O juiz de primeira instância entendeu que a matéria deveria ser decidida no Panamá e, nesse sentido, não conheceu das defesas, “sob pena de invasão da soberania daquele País, a pretensão de imposição de decisão do Poder Judiciário Brasileiro sobre a disciplina dada pelas Instituições regularmente constituídas para definir o procedimento de Liquidação de suas instituições financeiras”. Em sede de apelação no TJSP, a sentença foi mantida em parte (por maioria), tendo a Corte Estadual entendido por bem suspender a execução por um ano, para que os temas controvertidos sobre desvios e compensação fossem decididos no Panamá, só após o que a execução poderia continuar por aqui.
Recurso no STJ
A empresa executada ingressou, então, com Recurso Especial ao STJ, arguindo a violação aos arts. 1º, 3º, 7º, 11, 13, 21, 24, 26, 27, 40, 42, 140, 223, 489, 507, 778, 783, 784, 914, 917, 960, 961, 965 e 1.022 do CPC e 9º, 12 e 17 da LINDB, e, amparado por parecer do ex-ministro do STF Cezar Peluso, sustentou o equívoco do acórdão do TJSP, pois o juízo brasileiro detém ampla cognição sobre a causa e, assim, pode apreciar os temas de defesa sem qualquer limitação, inclusive compensação, conquanto deva, se o caso, provar o direito estrangeiro.
Entre outras coisas, a minuta do recurso especial da recorrente (REsp nº 1.966.276/SP), salientou que “o exequente-recorrido, ao optar pela cobrança do título executivo estrangeiro no Brasil, deve acatar os procedimentos aqui previstos para defesa (in casu, embargos à execução etc.). A via executiva proposta com fulcro no art. 784, § 2º e 3º, do CPC, vincula, portanto, todas as partes do processo (inclusive o magistrado) quanto às previsões procedimentais contidas no Código de Processo Civil (art. 13, CPC), inclusive àquelas atinentes à forma de defesa do executado, tal como os embargos à execução, sem limitação em sua abrangência cognitiva (cf. art. 914 e 917 do CPC)”.

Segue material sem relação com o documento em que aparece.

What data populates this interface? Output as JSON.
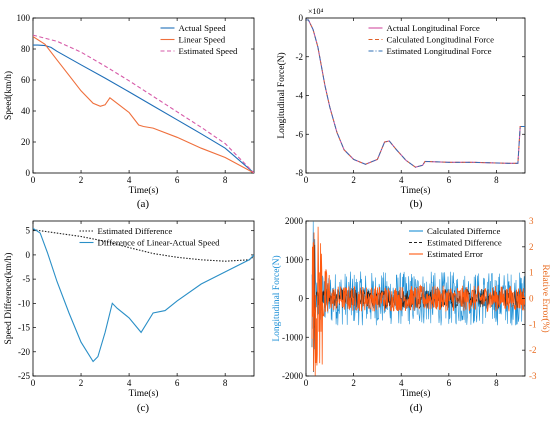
{
  "colors": {
    "actual_speed": "#1f6fb8",
    "linear_speed": "#ef6f3c",
    "estimated_speed": "#d65aa8",
    "actual_force": "#d14fa0",
    "calculated_force": "#e0602a",
    "estimated_force": "#2f6fb5",
    "estimated_difference": "#222222",
    "difference_linear_actual": "#2a8fc7",
    "calculated_differnce": "#1c8fd6",
    "estimated_error": "#ff5a10",
    "right_axis": "#e8691d",
    "left_axis_blue": "#1c8fd6"
  },
  "chart_data": [
    {
      "type": "line",
      "label": "(a)",
      "xlabel": "Time(s)",
      "ylabel": "Speed(km/h)",
      "xlim": [
        0,
        9.2
      ],
      "ylim": [
        0,
        100
      ],
      "xticks": [
        0,
        2,
        4,
        6,
        8
      ],
      "yticks": [
        0,
        20,
        40,
        60,
        80,
        100
      ],
      "legend_position": "top-right",
      "series": [
        {
          "name": "Actual Speed",
          "color_key": "actual_speed",
          "dash": "solid",
          "x": [
            0,
            0.2,
            0.5,
            0.75,
            1.0,
            2.0,
            3.0,
            4.0,
            5.0,
            6.0,
            7.0,
            8.0,
            9.2
          ],
          "y": [
            82.5,
            82.5,
            82.2,
            81,
            78.5,
            69.8,
            61.2,
            52.3,
            43.3,
            34.3,
            25.3,
            16.0,
            0
          ]
        },
        {
          "name": "Linear Speed",
          "color_key": "linear_speed",
          "dash": "solid",
          "x": [
            0,
            0.5,
            1.0,
            1.5,
            2.0,
            2.5,
            2.8,
            3.0,
            3.2,
            3.5,
            4.0,
            4.4,
            4.6,
            5.0,
            6.0,
            7.0,
            8.0,
            9.2
          ],
          "y": [
            88,
            83,
            73,
            63,
            53,
            45,
            43,
            44,
            48.5,
            45,
            39,
            31,
            30,
            29,
            23,
            16,
            10,
            0
          ]
        },
        {
          "name": "Estimated Speed",
          "color_key": "estimated_speed",
          "dash": "dashed",
          "x": [
            0,
            0.5,
            1.0,
            2.0,
            3.0,
            4.0,
            5.0,
            6.0,
            7.0,
            8.0,
            9.2
          ],
          "y": [
            89,
            87,
            85,
            78,
            69,
            59.5,
            49.5,
            39.5,
            29.5,
            19,
            0
          ]
        }
      ]
    },
    {
      "type": "line",
      "label": "(b)",
      "xlabel": "Time(s)",
      "ylabel": "Longitudinal Force(N)",
      "exponent": "×10⁴",
      "xlim": [
        0,
        9.2
      ],
      "ylim": [
        -8,
        0
      ],
      "xticks": [
        0,
        2,
        4,
        6,
        8
      ],
      "yticks": [
        -8,
        -6,
        -4,
        -2,
        0
      ],
      "legend_position": "top-right",
      "series": [
        {
          "name": "Actual Longitudinal Force",
          "color_key": "actual_force",
          "dash": "solid",
          "x": [
            0,
            0.1,
            0.3,
            0.5,
            0.8,
            1.0,
            1.3,
            1.6,
            2.0,
            2.5,
            3.0,
            3.3,
            3.5,
            3.8,
            4.2,
            4.6,
            4.9,
            5.0,
            6.0,
            7.0,
            8.5,
            8.9,
            9.0,
            9.2
          ],
          "y": [
            -0.1,
            -0.1,
            -0.6,
            -1.5,
            -3.5,
            -4.6,
            -5.9,
            -6.8,
            -7.3,
            -7.55,
            -7.3,
            -6.4,
            -6.35,
            -6.8,
            -7.35,
            -7.7,
            -7.6,
            -7.4,
            -7.45,
            -7.45,
            -7.5,
            -7.5,
            -5.6,
            -5.6
          ]
        },
        {
          "name": "Calculated Longitudinal Force",
          "color_key": "calculated_force",
          "dash": "dashed",
          "x": [
            0,
            0.1,
            0.3,
            0.5,
            0.8,
            1.0,
            1.3,
            1.6,
            2.0,
            2.5,
            3.0,
            3.3,
            3.5,
            3.8,
            4.2,
            4.6,
            4.9,
            5.0,
            6.0,
            7.0,
            8.5,
            8.9,
            9.0,
            9.2
          ],
          "y": [
            -0.1,
            -0.1,
            -0.6,
            -1.5,
            -3.5,
            -4.6,
            -5.9,
            -6.8,
            -7.3,
            -7.55,
            -7.3,
            -6.4,
            -6.35,
            -6.8,
            -7.35,
            -7.7,
            -7.6,
            -7.4,
            -7.45,
            -7.45,
            -7.5,
            -7.5,
            -5.6,
            -5.6
          ]
        },
        {
          "name": "Estimated Longitudinal Force",
          "color_key": "estimated_force",
          "dash": "dashdot",
          "x": [
            0,
            0.1,
            0.3,
            0.5,
            0.8,
            1.0,
            1.3,
            1.6,
            2.0,
            2.5,
            3.0,
            3.3,
            3.5,
            3.8,
            4.2,
            4.6,
            4.9,
            5.0,
            6.0,
            7.0,
            8.5,
            8.9,
            9.0,
            9.2
          ],
          "y": [
            -0.1,
            -0.1,
            -0.6,
            -1.5,
            -3.5,
            -4.6,
            -5.9,
            -6.8,
            -7.3,
            -7.55,
            -7.3,
            -6.4,
            -6.35,
            -6.8,
            -7.35,
            -7.7,
            -7.6,
            -7.4,
            -7.45,
            -7.45,
            -7.5,
            -7.5,
            -5.6,
            -5.6
          ]
        }
      ]
    },
    {
      "type": "line",
      "label": "(c)",
      "xlabel": "Time(s)",
      "ylabel": "Speed Difference(km/h)",
      "xlim": [
        0,
        9.2
      ],
      "ylim": [
        -25,
        7
      ],
      "xticks": [
        0,
        2,
        4,
        6,
        8
      ],
      "yticks": [
        -25,
        -20,
        -15,
        -10,
        -5,
        0,
        5
      ],
      "legend_position": "top-right",
      "series": [
        {
          "name": "Estimated Difference",
          "color_key": "estimated_difference",
          "dash": "dotted-markers",
          "x": [
            0,
            1,
            2,
            3,
            4,
            5,
            6,
            7,
            8,
            9,
            9.2
          ],
          "y": [
            5.2,
            4.5,
            3.8,
            2.8,
            1.5,
            0.3,
            -0.5,
            -1.0,
            -1.3,
            -1.0,
            -0.3
          ]
        },
        {
          "name": "Difference of Linear-Actual Speed",
          "color_key": "difference_linear_actual",
          "dash": "solid",
          "x": [
            0,
            0.3,
            0.6,
            1.0,
            1.5,
            2.0,
            2.5,
            2.7,
            3.0,
            3.3,
            3.5,
            4.0,
            4.5,
            5.0,
            5.5,
            6.0,
            7.0,
            8.0,
            9.0,
            9.2
          ],
          "y": [
            5.5,
            4.5,
            0.5,
            -5.5,
            -12,
            -18,
            -22,
            -21,
            -16,
            -10,
            -11,
            -13,
            -16,
            -12,
            -11.5,
            -9.5,
            -6,
            -3.5,
            -1,
            0
          ]
        }
      ]
    },
    {
      "type": "line",
      "label": "(d)",
      "xlabel": "Time(s)",
      "ylabel": "Longitudinal Force(N)",
      "ylabel_right": "Relative Error(%)",
      "xlim": [
        0,
        9.2
      ],
      "ylim": [
        -2000,
        2000
      ],
      "ylim_right": [
        -3,
        3
      ],
      "xticks": [
        0,
        2,
        4,
        6,
        8
      ],
      "yticks": [
        -2000,
        -1000,
        0,
        1000,
        2000
      ],
      "yticks_right": [
        -3,
        -2,
        -1,
        0,
        1,
        2,
        3
      ],
      "legend_position": "top-right",
      "series": [
        {
          "name": "Calculated Differnce",
          "color_key": "calculated_differnce",
          "dash": "solid",
          "axis": "left",
          "band": [
            -700,
            700
          ]
        },
        {
          "name": "Estimated Difference",
          "color_key": "estimated_difference",
          "dash": "dashed",
          "axis": "left",
          "band": [
            -250,
            250
          ]
        },
        {
          "name": "Estimated Error",
          "color_key": "estimated_error",
          "dash": "solid",
          "axis": "right",
          "band": [
            -0.5,
            0.5
          ]
        }
      ]
    }
  ]
}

No STJ, como dito, a tese foi acatada, por unanimidade, pela 4ª Turma, no julgamento ocorrido no último dia 9 de abril (o acórdão foi publicado em 13/06/2024), tendo relator, ministro Raul Araújo (foto), em minucioso e fundamentado voto, observado que “os embargos à execução materializam o próprio contraditório e o princípio de acesso à justiça”, sendo certo que “a competência funcional absoluta mantém inequivocamente unidos e inseparáveis a execução e os embargos, atuando estes como verdadeira materialização do exercício do contraditório no sistema processual executivo brasileiro”. E mais: “a cisão da jurisdição aplicada pelo eg. Tribunal de origem, mantendo o processamento das medidas de excussão patrimonial sob a jurisdição brasileira e determinando a propositura dos embargos perante Juízo estrangeiro, não atende a absolutamente nenhum princípio, resultando, na prática, em esvaziamento da própria jurisdição nacional”.
Também se manifestou o ministro João Otávio de Noronha, cujo voto vencedor consignou que é “lógico que se pode alegar toda e qualquer matéria em embargos no Brasil”, pois, “ainda que a matéria seja estrangeira, ao optar pela jurisdição brasileira, o exequente transferiu ao juízo brasileiro a competência para apreciar tal matéria. Caso se pense de modo contrário, o que justifica a prova do direito estrangeiro diante de um tribunal? Se há prova de um direito estrangeiro, é exatamente porque aqui ele vai ser aplicado pelo juiz nacional, é evidente”.
Os processos no STJ estão sendo patrocinados pelos escritórios de advocacia: Antonio de Pádua Soubhie Nogueira – Advocacia e Trindade & Reis – Advogados Associados.